The explanation for this is quite simple. Have you ever tried moving the keys around? There are programs that allow you to do this, that is, you can assign each key the letter you want. However, we grew up accustomed to this pattern, passed down from generation to generation, and it is not easy to migrate to another.

Why would you relearn typing on the keyboard with a different placement? In practice, you would have no benefit other than stimulating your brain to do something different. Manufacturers think alike, and for that reason, the QWERTY standard has been retained and even migrated to cell phones.

Despite this, this pattern is not the only one that exists. Other inventors created new keyboard layouts, such as AZERTY, dedicated to French, and HCESAR, dedicated to Portuguese. You can find software on the internet that maps the keys on your current keyboard, turning it into a different layout to see how it works.
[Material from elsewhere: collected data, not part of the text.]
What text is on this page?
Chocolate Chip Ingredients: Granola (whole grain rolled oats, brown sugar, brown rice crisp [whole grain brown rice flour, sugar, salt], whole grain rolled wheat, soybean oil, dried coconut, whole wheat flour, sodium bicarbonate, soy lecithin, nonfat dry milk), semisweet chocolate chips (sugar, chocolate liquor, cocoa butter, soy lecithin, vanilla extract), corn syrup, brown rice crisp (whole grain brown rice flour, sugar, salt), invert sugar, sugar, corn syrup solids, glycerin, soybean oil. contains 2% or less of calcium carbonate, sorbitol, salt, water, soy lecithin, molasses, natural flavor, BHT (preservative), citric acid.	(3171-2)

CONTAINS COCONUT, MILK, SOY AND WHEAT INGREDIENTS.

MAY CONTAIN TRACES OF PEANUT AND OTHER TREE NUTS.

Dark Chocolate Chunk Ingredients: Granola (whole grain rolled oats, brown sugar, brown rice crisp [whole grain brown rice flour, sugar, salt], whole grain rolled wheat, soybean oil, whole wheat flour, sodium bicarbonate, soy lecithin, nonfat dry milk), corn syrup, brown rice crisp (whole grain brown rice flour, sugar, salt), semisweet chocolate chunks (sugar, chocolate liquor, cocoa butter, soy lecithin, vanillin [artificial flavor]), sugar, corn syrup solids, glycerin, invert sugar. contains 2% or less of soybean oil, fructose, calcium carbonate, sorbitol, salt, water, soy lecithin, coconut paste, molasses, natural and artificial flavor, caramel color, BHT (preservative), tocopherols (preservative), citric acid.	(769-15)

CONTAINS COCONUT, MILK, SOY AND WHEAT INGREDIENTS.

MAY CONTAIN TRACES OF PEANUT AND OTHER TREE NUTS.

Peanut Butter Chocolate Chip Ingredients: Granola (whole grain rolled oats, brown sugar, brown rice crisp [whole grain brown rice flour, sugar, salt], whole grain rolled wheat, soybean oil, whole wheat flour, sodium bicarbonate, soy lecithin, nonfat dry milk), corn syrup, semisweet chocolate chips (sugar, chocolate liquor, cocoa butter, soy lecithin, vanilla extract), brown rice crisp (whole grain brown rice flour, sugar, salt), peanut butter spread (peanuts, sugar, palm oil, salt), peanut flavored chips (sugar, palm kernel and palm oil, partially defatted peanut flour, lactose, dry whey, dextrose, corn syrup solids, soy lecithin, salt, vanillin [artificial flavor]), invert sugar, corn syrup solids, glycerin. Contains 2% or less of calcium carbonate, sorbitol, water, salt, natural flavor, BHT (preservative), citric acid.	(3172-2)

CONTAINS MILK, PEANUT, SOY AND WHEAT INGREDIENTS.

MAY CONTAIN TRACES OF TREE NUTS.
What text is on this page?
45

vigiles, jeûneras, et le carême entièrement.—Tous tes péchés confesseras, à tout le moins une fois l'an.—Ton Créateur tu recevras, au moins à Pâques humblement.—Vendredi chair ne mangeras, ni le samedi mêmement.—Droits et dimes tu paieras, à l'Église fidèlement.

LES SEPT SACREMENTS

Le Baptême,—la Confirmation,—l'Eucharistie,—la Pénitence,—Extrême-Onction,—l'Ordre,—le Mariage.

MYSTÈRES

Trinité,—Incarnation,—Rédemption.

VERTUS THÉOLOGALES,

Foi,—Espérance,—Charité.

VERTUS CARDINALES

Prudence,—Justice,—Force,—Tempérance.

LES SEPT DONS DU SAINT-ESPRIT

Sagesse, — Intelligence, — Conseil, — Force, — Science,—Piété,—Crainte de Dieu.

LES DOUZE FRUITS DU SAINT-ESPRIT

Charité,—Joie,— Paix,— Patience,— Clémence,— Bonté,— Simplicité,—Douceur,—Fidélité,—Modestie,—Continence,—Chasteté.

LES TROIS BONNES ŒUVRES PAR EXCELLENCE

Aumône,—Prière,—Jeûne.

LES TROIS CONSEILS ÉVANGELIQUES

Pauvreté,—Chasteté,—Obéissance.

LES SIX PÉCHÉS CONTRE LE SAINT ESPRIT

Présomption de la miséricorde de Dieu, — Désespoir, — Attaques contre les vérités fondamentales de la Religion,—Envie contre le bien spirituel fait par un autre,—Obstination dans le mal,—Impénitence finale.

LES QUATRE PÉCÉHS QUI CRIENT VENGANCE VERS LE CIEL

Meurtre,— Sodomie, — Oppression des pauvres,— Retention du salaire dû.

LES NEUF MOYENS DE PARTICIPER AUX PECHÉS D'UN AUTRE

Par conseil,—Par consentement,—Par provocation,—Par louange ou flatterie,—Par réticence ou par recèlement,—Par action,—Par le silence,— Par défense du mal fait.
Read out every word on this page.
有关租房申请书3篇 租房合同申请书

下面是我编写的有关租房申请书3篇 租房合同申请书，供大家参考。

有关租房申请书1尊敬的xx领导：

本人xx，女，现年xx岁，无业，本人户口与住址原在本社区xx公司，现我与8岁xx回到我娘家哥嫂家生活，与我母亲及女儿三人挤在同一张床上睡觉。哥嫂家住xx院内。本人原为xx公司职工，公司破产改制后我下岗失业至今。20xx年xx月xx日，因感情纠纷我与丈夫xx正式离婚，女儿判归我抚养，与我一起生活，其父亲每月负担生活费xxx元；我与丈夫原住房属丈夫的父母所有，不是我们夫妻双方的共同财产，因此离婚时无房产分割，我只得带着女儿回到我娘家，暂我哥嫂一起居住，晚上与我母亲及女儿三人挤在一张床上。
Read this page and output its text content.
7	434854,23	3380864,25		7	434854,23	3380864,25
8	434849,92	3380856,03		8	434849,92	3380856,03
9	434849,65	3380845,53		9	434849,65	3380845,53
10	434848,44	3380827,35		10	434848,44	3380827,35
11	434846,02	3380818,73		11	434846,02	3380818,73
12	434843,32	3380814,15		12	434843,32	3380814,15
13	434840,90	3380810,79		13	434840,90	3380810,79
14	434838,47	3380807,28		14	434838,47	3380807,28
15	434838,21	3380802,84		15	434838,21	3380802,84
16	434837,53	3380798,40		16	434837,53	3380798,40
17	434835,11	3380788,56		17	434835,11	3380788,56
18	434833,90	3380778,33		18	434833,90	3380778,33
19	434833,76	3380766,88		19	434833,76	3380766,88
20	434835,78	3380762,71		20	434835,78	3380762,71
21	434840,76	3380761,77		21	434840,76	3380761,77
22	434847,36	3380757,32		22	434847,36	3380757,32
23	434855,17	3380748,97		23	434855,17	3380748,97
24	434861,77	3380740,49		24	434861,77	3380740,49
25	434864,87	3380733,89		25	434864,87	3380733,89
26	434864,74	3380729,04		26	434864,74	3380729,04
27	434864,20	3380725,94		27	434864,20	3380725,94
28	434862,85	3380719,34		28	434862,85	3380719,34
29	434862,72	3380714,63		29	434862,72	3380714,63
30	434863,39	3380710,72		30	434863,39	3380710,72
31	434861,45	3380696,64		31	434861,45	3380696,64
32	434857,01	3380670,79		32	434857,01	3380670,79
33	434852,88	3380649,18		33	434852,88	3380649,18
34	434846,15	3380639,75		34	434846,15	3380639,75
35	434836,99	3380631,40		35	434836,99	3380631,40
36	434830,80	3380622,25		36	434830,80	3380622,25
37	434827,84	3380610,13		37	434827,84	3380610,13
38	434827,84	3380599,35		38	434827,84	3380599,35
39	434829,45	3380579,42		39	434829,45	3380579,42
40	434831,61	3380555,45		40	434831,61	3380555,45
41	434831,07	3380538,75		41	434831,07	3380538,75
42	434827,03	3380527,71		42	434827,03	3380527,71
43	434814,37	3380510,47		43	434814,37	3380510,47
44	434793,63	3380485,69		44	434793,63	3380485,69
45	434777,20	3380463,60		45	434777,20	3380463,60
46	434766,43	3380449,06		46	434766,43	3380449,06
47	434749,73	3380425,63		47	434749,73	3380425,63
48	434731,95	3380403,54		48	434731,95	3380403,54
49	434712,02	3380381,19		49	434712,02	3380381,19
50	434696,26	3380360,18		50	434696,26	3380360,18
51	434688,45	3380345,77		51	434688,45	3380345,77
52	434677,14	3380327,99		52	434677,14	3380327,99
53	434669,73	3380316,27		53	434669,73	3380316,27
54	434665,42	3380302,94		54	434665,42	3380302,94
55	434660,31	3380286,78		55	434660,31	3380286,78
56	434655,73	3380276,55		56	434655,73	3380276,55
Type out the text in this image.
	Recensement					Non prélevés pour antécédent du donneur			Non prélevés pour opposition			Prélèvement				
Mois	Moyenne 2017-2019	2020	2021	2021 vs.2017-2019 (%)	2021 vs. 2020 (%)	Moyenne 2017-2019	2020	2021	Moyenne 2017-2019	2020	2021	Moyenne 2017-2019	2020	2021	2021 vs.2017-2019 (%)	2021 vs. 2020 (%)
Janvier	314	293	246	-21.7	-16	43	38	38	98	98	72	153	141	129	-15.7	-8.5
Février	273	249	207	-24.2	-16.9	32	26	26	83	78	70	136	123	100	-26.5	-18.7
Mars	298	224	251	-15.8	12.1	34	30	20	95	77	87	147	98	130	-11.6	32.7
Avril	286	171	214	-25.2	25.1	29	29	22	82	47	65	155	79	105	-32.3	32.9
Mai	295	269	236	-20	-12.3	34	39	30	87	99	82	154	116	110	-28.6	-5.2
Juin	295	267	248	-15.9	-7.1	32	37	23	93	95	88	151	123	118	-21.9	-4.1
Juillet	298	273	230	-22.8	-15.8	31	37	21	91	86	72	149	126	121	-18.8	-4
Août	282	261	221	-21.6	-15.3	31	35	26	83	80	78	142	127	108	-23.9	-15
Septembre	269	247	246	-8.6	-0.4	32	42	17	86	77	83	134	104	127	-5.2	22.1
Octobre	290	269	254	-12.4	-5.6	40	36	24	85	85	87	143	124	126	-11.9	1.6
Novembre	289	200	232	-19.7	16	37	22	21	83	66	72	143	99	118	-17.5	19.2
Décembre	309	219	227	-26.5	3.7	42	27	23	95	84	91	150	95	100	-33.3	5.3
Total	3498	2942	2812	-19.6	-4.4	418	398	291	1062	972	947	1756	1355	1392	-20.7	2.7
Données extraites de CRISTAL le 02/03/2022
However, the big problem with all of them is practicality: practically nobody is willing to give up something that works well and with which we are already used. Relearning where the keys are is definitely not a priority in anyone’s plans.

 The evolution of keyboards

Although the 1940s layout has been retained, keyboards have gone through many revolutions to reach today’s level. Softer keys and more precise responses, lighter and more portable models, and the possibility of customization through lights are just some of the alternatives.

With wireless keyboards and mouse, connected to the PC via Bluetooth, peripherals take up less and less space on the desks, leaving that mess with cables all over the place in the past. With multiple possibilities, prices also vary. Everything will depend on your need. The list of keyboard options is immense, but the most important thing is to find a model that suits your typing pattern. The more productive a keyboard allows you to be, the better it is, no matter what the price.